We reached the south gate of Ephesus at a little before 9 am, hoping to beat the hoards of tourists who famously over-run the ruined city each day, as well as the heat of the day.  We didn’t manage to get there before the tourists, or so we thought, until we left a couple of hours later and witnessed the even longer queues waiting to get in at that later hour.

In fact, the crowds of visitors added a lot of life to what might otherwise have been sterile ruins, and they gave an insight into the vibrancy, the animation and the colour of Ephesus as a major city in its heyday.

It is hard to point to particular highlights of Ephesus, as the enjoyment of the experience was taking in the entire ensemble of temples, library, baths, sports fields, amphitheatres, colonnaded avenues, market area, and so on.  Having said that, the Library of Celsius, built in the year 114, was a superb centrepiece marking the confluence of the Sacred Way and Curetes Way.  Also noteworthy was the huge Great Theatre, an amphitheatre built between 41 AD and 117 AD that was capable of seating 25,000 people where St Paul condemned pagan worship, almost starting a riot as a result.  It was in this same amphitheatre that the ‘riot of the silversmiths’ took place after St Paul called on those who made silver images of in which those who made silver figures of the goddess Artemis to cease doing so (Acts:19:23-41).

We spent a great couple of hours exploring Ephesus, but we had to leave a little before 11 am as we had a long drive of 434 kilometres ahead of us to Antalya.  Although the first part of the drive was through fairly flat countryside, the landscape soon changed to rolling hills and then some quite spectacular mountain scenery.  As if to prove the existence of orographic rainfall, we experienced some unexpectedly torrential rainfall and some electrical thunderstorms as we crossed the elevated hilly areas of central-western Turkey.

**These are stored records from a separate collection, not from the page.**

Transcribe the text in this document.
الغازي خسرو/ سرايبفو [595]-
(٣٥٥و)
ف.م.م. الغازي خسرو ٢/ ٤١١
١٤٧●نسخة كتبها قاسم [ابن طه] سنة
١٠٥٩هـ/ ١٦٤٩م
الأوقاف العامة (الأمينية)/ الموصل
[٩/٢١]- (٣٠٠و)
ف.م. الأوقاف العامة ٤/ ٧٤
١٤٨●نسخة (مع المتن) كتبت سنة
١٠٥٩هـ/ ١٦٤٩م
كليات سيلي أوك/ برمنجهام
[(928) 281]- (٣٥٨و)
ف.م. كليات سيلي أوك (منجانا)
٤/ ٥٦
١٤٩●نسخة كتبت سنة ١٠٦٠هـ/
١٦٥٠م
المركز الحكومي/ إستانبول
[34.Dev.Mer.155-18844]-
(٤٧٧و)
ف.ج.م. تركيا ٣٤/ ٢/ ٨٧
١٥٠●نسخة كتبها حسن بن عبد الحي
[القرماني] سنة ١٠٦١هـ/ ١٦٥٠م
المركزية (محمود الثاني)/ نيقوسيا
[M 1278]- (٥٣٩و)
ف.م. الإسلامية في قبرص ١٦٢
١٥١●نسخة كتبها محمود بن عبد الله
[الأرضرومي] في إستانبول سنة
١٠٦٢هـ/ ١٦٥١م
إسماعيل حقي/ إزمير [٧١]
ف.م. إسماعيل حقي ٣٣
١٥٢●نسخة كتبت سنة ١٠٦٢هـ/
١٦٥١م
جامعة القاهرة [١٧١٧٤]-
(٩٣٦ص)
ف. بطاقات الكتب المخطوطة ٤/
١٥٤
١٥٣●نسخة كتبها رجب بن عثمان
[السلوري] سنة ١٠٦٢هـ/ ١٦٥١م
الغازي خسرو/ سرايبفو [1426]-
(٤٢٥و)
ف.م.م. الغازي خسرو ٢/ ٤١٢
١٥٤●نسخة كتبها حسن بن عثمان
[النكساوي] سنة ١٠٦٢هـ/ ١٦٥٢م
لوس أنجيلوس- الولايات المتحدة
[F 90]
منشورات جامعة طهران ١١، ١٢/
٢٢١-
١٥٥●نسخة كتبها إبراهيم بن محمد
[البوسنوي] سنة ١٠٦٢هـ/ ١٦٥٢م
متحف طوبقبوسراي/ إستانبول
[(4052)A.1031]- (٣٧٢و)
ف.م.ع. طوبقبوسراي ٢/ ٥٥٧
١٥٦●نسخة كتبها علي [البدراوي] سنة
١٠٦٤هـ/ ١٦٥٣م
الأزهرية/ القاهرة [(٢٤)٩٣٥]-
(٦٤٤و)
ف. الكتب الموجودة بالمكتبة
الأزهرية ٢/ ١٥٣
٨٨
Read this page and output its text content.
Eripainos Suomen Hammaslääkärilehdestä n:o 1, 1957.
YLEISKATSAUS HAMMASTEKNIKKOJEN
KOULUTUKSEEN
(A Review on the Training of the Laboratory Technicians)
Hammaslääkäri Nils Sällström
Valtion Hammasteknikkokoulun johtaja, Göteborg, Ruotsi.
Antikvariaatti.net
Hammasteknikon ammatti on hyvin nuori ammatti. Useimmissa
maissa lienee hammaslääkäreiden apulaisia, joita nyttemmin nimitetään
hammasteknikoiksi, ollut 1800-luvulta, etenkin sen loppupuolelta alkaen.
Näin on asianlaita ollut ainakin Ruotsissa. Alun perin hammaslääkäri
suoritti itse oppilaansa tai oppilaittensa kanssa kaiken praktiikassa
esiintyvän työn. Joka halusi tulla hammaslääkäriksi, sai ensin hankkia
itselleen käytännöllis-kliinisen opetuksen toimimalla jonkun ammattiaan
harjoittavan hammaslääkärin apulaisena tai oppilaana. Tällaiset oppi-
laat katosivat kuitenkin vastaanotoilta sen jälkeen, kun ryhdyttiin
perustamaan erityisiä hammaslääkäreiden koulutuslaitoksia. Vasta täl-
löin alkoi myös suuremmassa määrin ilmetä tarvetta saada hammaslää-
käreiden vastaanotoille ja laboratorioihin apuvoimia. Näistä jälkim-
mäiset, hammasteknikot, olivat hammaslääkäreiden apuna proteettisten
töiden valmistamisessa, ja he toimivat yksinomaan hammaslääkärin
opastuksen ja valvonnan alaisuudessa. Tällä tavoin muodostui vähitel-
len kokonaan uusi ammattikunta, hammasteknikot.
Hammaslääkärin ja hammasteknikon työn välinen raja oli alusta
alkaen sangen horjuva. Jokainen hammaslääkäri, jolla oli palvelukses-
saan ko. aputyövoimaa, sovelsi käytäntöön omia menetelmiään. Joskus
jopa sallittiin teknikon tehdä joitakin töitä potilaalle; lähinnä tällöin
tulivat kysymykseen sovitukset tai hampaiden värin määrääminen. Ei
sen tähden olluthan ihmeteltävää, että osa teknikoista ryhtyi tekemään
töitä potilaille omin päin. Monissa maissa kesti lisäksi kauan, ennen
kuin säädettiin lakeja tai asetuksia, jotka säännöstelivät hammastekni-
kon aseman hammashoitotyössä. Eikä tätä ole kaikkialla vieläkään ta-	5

We did make one stop on the long drive, which was at Pamukkale, a small town with a unique landform.  Pamukkale has a huge area of sparkling white travertine (calcium carbonate) shelves and pools that have been created over the centuries by warm mineral water cooling and depositing calcium carbonate as it cascades over the edge of a cliff.  The Romans built a spa city known as Hierapolis there to make use of the water’s curative powers.

In order to get close to the travertines, it is necessary to remove shoes and socks because the walk crosses the calcium deposits with a layer of flowing water over them.  The water was warm and immensely therapeutic to walk through - an unexpectedly relaxing experience.  Unfortunately, our visit had to be shorter than we had hoped as a major thunderstorm was heading towards us - exposed calcium carbonate hillsides are not great places to be caught in the torrential rain of an electrical thunderstorm.

We reached Antalya at a little after 5 pm, and despite the large size of the city, managed to find our hotel very easily.  The long day’s driving from the Aegean Sea to the Mediterranean Sea thus finished with a lovely buffet dinner overlooking the calm, blue waters of beach-fringed Mediterranean Sea.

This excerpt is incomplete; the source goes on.